Now that’s more like it!
X Factor Australia has finally wheeled out the wind machine, ace props and invested an all round bravo effort into making this week’s live show a proper show.
There’s a cool change wafting from behind the judging panel and we’re relishing in the love, genuine encouragements and playful jibes. Heck! I’m even growing fond of Kyle Sandilands. Somebody slap me now.
The theme was “musical heroes” but the song selections were thankfully light on the cheese. No Whitney, no Michael Jackson or John Farnham. Instead, there were tributes to contemporary artists ranging from Mumford & Sons to – insert indignant gasps – The Calling (!!) and Evanescence.
Here’s a rundown of who sizzled, who fizzled, and a look at our favourite eye-popping sets this week.
Who brought it:
Hey sista, go sista, soul sista, flow sista! Sister harmony group Mahogany sizzled with an arresting rendition of ‘Lady Marmalade’. We’re talking stripper heels, a Moulin Rouge-inspired set and melismatic warbles to make Xtina quiver in her Woohoo. Best of all, these ladies stand stronger than ever as a unit – not one seeming to outdo the other. Top class act.
India-Rose did a smoking cover of U2‘s ‘One’ amalgamating some soulful elements from the Mary J. Blige version. I can totally see her recording some Natasha Bedingfield demos and making a really marketable blend of Summer Bay pop with lite R&B.
Sally Chatfield probably did her infamous eye-roll at the thought of pandering to everyone’s preconceived notions of her but she still rocked Evanescence‘s ‘Bring Me To Life’ like you won’t believe. Natalie, don’t pigeon hole her into some emo rock chick schtick. We don’t need you to dumb it down for us – the public can gets that Sally is capable of so much more.

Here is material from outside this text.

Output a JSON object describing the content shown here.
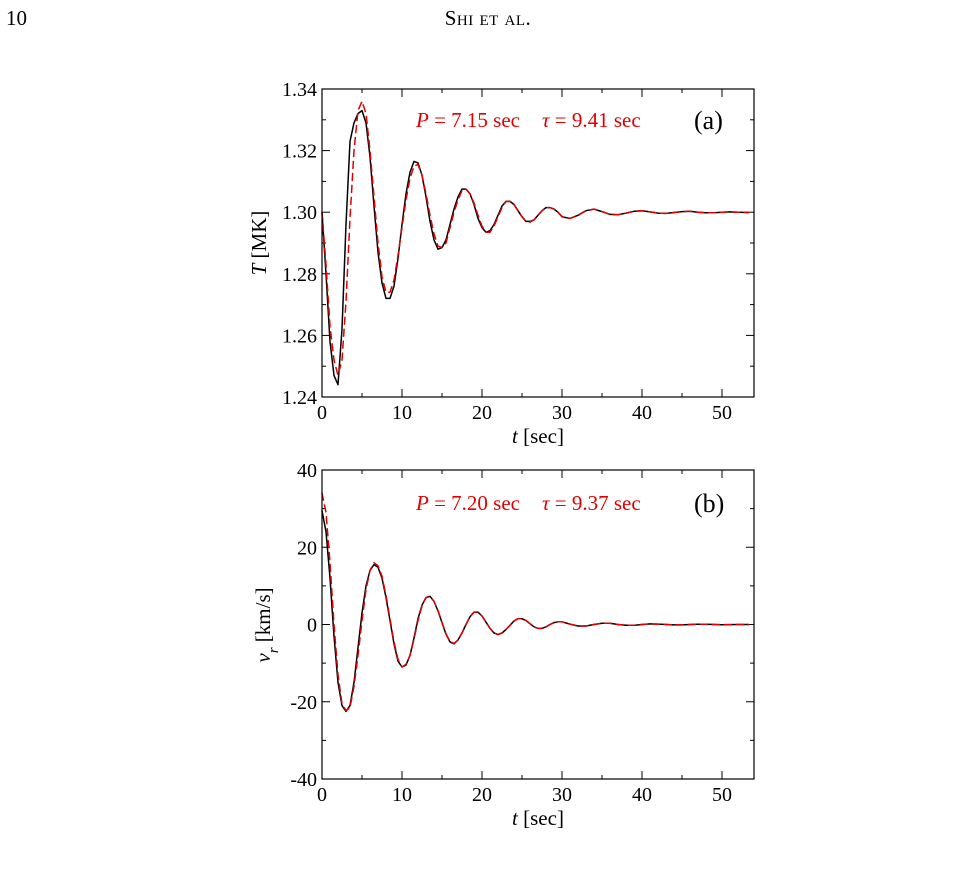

Hayley Teal got what chu need! After the judges panned her obscure song choice and Sasha Fierce-in-training performance last week, our gurl ditched the chest-thrusting dancers in favour of a simple and effective roar of ‘Respect’. The sassy Aretha cover was right on the money but you lean back and chin-stroke with a feeling that Hayles is only operating at 85% capacity. Kyle puts it down to her lack of star quality but I think miss thang’s just gettin’ warmed up.
Kudos to the impressive sets complementing the acts in the following performances. A bigger entourage of back up dancers, more pyrotechnics and customised video screen projections – it’s like our judges have suddenly woken to this wealth of razzle dazzle. If we keep raising the bar, just imagine what the finals would look like. Kyle might actually have to remortgage his penthouse.
OMGZ. They finally wheeled out the wind machines! Amanda looks absolutely ethereal in this enchanting set that’s a tinsel and a tree away from looking like a Christmas TV special. Props to RoRo for bringing the breeze, smokes and fairy light trees – perhaps the latter was inspired by the photo on my ‘Connect’ page? It’s OK, Ro. You can thank me later.
Kharizma doing Beyonce‘s ‘Single Ladies’ with giant hula hoop-turned-giant diamond rings. My sistas, that’s priceless.
Mitchell Smith skateboarding out as a continuation of his video intro to ‘Baby’. Props to Kyle for knowing what teenage girls want and are already getting with Justin Bieber.
Luke & Joel scrubbed up something decent this week. The cover of Mumford & Son‘s ‘Little Lion Man’ was a sensible choice and it was tastefully complemented with this summer night outdoor gig theme.
Bitch please moments:
James McNally and his karaoke video ho. The love lorn looks, feigned walk away and best of all, DRAPING THE SCARF AROUND HIS NECK. This is too much.
“It wasn’t as bad as Delhi trying to host the games…” – Guy justifying Kharizma‘s breathy end of ‘Single Ladies’.
Watching Ronan fangurl all over Altiyan‘s performance of ‘Kiss’. Man, stop it. You’re making RoRo wet in the Tasman region. Viva la Altinan.
“Colonel Sanders and Charlie Chaplin…” – Kyle on Ronan and Guy. Snap!
Our second week bottom two came down to Amanda Grafanakis and James McNally.
Wait a minute, these two can really sing. But it’s not about that now, is it? This week Australia has voted on likability and it sure didn’t take long for this competition to turn into a popularity contest. Truth is, despite their vocal prowess. James struggled to connect with the younger – sadly see also, voting – audience, while Amanda‘s unsavoury media attention probably detracted the public affection a little.
After a predicted deadlock – again – on the judges panel, the final decision sat in the lap of the public and we said KTHXBAI to our lowest polling act: James McNally.